Georgia recalled all but two of its diplomats from Moscow in protest after Russia recognised its rebel South Ossetia and Abkhazia regions as independent and President Mikheil Saakashvili urged the West to uphold international law.
"Russia clearly intended this as a blatant challenge to world order. It's now up to all of us to roll Russian aggression back.
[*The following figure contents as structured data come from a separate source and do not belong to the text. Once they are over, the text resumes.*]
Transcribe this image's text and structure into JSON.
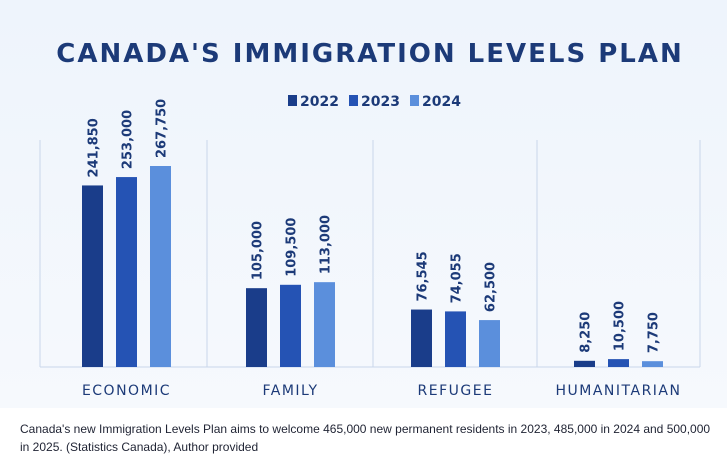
{
  "chart_data": {
    "type": "bar",
    "title": "CANADA'S IMMIGRATION LEVELS PLAN",
    "categories": [
      "ECONOMIC",
      "FAMILY",
      "REFUGEE",
      "HUMANITARIAN"
    ],
    "series": [
      {
        "name": "2022",
        "color": "#1a3d8a",
        "values": [
          241850,
          105000,
          76545,
          8250
        ],
        "labels": [
          "241,850",
          "105,000",
          "76,545",
          "8,250"
        ]
      },
      {
        "name": "2023",
        "color": "#2553b4",
        "values": [
          253000,
          109500,
          74055,
          10500
        ],
        "labels": [
          "253,000",
          "109,500",
          "74,055",
          "10,500"
        ]
      },
      {
        "name": "2024",
        "color": "#5b8fdc",
        "values": [
          267750,
          113000,
          62500,
          7750
        ],
        "labels": [
          "267,750",
          "113,000",
          "62,500",
          "7,750"
        ]
      }
    ],
    "ylim": [
      0,
      267750
    ],
    "grid": "vertical separators between categories",
    "legend_position": "top-center",
    "colors": {
      "title": "#1c3a78",
      "text": "#1c3a78",
      "separator": "#c9d6ea"
    }
  },
  "caption": "Canada's new Immigration Levels Plan aims to welcome 465,000 new permanent residents in 2023, 485,000 in 2024 and 500,000 in 2025. (Statistics Canada), Author provided"
}
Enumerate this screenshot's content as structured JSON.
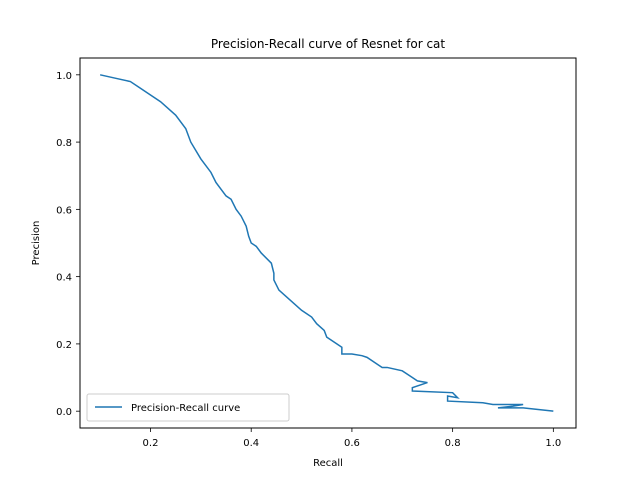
{
  "chart_data": {
    "type": "line",
    "title": "Precision-Recall curve of Resnet for cat",
    "xlabel": "Recall",
    "ylabel": "Precision",
    "xlim": [
      0.06,
      1.045
    ],
    "ylim": [
      -0.05,
      1.05
    ],
    "xticks": [
      0.2,
      0.4,
      0.6,
      0.8,
      1.0
    ],
    "xtick_labels": [
      "0.2",
      "0.4",
      "0.6",
      "0.8",
      "1.0"
    ],
    "yticks": [
      0.0,
      0.2,
      0.4,
      0.6,
      0.8,
      1.0
    ],
    "ytick_labels": [
      "0.0",
      "0.2",
      "0.4",
      "0.6",
      "0.8",
      "1.0"
    ],
    "grid": false,
    "legend_position": "lower-left",
    "series": [
      {
        "name": "Precision-Recall curve",
        "color": "#1f77b4",
        "x": [
          0.1,
          0.13,
          0.16,
          0.18,
          0.2,
          0.22,
          0.25,
          0.27,
          0.28,
          0.3,
          0.32,
          0.33,
          0.35,
          0.36,
          0.37,
          0.38,
          0.39,
          0.395,
          0.4,
          0.41,
          0.42,
          0.44,
          0.445,
          0.445,
          0.455,
          0.47,
          0.5,
          0.52,
          0.53,
          0.545,
          0.55,
          0.57,
          0.58,
          0.58,
          0.6,
          0.62,
          0.63,
          0.65,
          0.66,
          0.67,
          0.7,
          0.72,
          0.73,
          0.75,
          0.72,
          0.72,
          0.8,
          0.81,
          0.79,
          0.79,
          0.86,
          0.88,
          0.94,
          0.92,
          0.89,
          0.94,
          1.0
        ],
        "y": [
          1.0,
          0.99,
          0.98,
          0.96,
          0.94,
          0.92,
          0.88,
          0.84,
          0.8,
          0.75,
          0.71,
          0.68,
          0.64,
          0.63,
          0.6,
          0.58,
          0.55,
          0.52,
          0.5,
          0.49,
          0.47,
          0.44,
          0.41,
          0.39,
          0.36,
          0.34,
          0.3,
          0.28,
          0.26,
          0.24,
          0.22,
          0.2,
          0.19,
          0.17,
          0.17,
          0.165,
          0.16,
          0.14,
          0.13,
          0.13,
          0.12,
          0.1,
          0.09,
          0.085,
          0.07,
          0.06,
          0.055,
          0.04,
          0.045,
          0.03,
          0.025,
          0.02,
          0.02,
          0.015,
          0.01,
          0.01,
          0.0
        ]
      }
    ]
  }
}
If they get away with this, they will carry on ... they will also attack other countries in the neighbourhood," Saakashvili told Reuters in an interview.
French President Nicolas Sarkozy, current president of the European Union, called on Moscow to comply immediately with his peace plan for Georgia, signed by Russia.
German Chancellor Angela Merkel told Kremlin leader Dmitry Medvedev Russia's presence in Georgia's port of Poti and other areas outside Abkhazia and South Ossetia were "a grave violation" of the French-brokered ceasefire, her spokesman said.
It allows Russia to station troops inside Georgia proper but Russian Foreign Minister Sergei Lavrov said Moscow was ready to pull them back after an international monitoring mechanism was in place there.
"We will be ready to make decisions, including in the United Nations...on additional increases in the number of international monitors, clarifying their mandate and possibly other steps with international participation," he said in Tajikistan's capital Dushanbe.
Despite the avalanche of international criticism, Moscow signalled it was relaxed about being the only country to recognise the rebel Georgian regions and ruled out putting pressure on its allies to follow its example.
"To initiate wide support (for recognition) is not a primary goal," of Russian foreign policy, Dmitry Peskov, spokesman for Russian Prime Minister Vladimir Putin, told reporters. "We're not going to twist anyone's hands to make them support (recognition)."
British Foreign Secretary David Miliband said Medvedev had a big responsibility not to start a new Cold War.
"Russia has not reconciled itself to the new map of this new region...We do not want a new Cold War and he (Medvedev) has a big responsibility not to start one," Miliband told a group of students in Ukraine's capital, Kiev.
Ukrainian President Viktor Yushchenko joined Western nations in condemning the Russian move to recognise South Ossetia and Abkhazia as independent states under Moscow's protection.
"We are sorry about this decision, for Ukraine it is unacceptable and therefore we cannot support this position," he said in an interview with Reuters.
Yushchenko said Kiev wanted to raise the question of increasing Russia's rent on its Sevastopol base in Ukraine's Crimea region, the headquarters of the Russian Black Sea fleet.
Russia has said any renegotiation would break a 1997 agreement between the two countries, under which it currently leases the base for $98 million a year until 2017.
The deputy head of Russia's General Staff told a news briefing Moscow was sticking strictly to the current agreement, and accused NATO states of "racketing up tension" in the Black Sea by increasing their presence there.
"Now we have people flexing their muscles, demonstrating force ... We can only regret that," he said.
The United States did, however, avoid a possible direct confrontation with Russia by diverting a U.S. Coast Guard ship carrying post-war aid to Georgia from the Russian-patrolled port of Poti. U.S. officials did not explain the change of plan.
Russia's Medvedev has accused the United States of shipping weapons into Georgia, a remark the White House dismissed as "ridiculous", Reuters reported.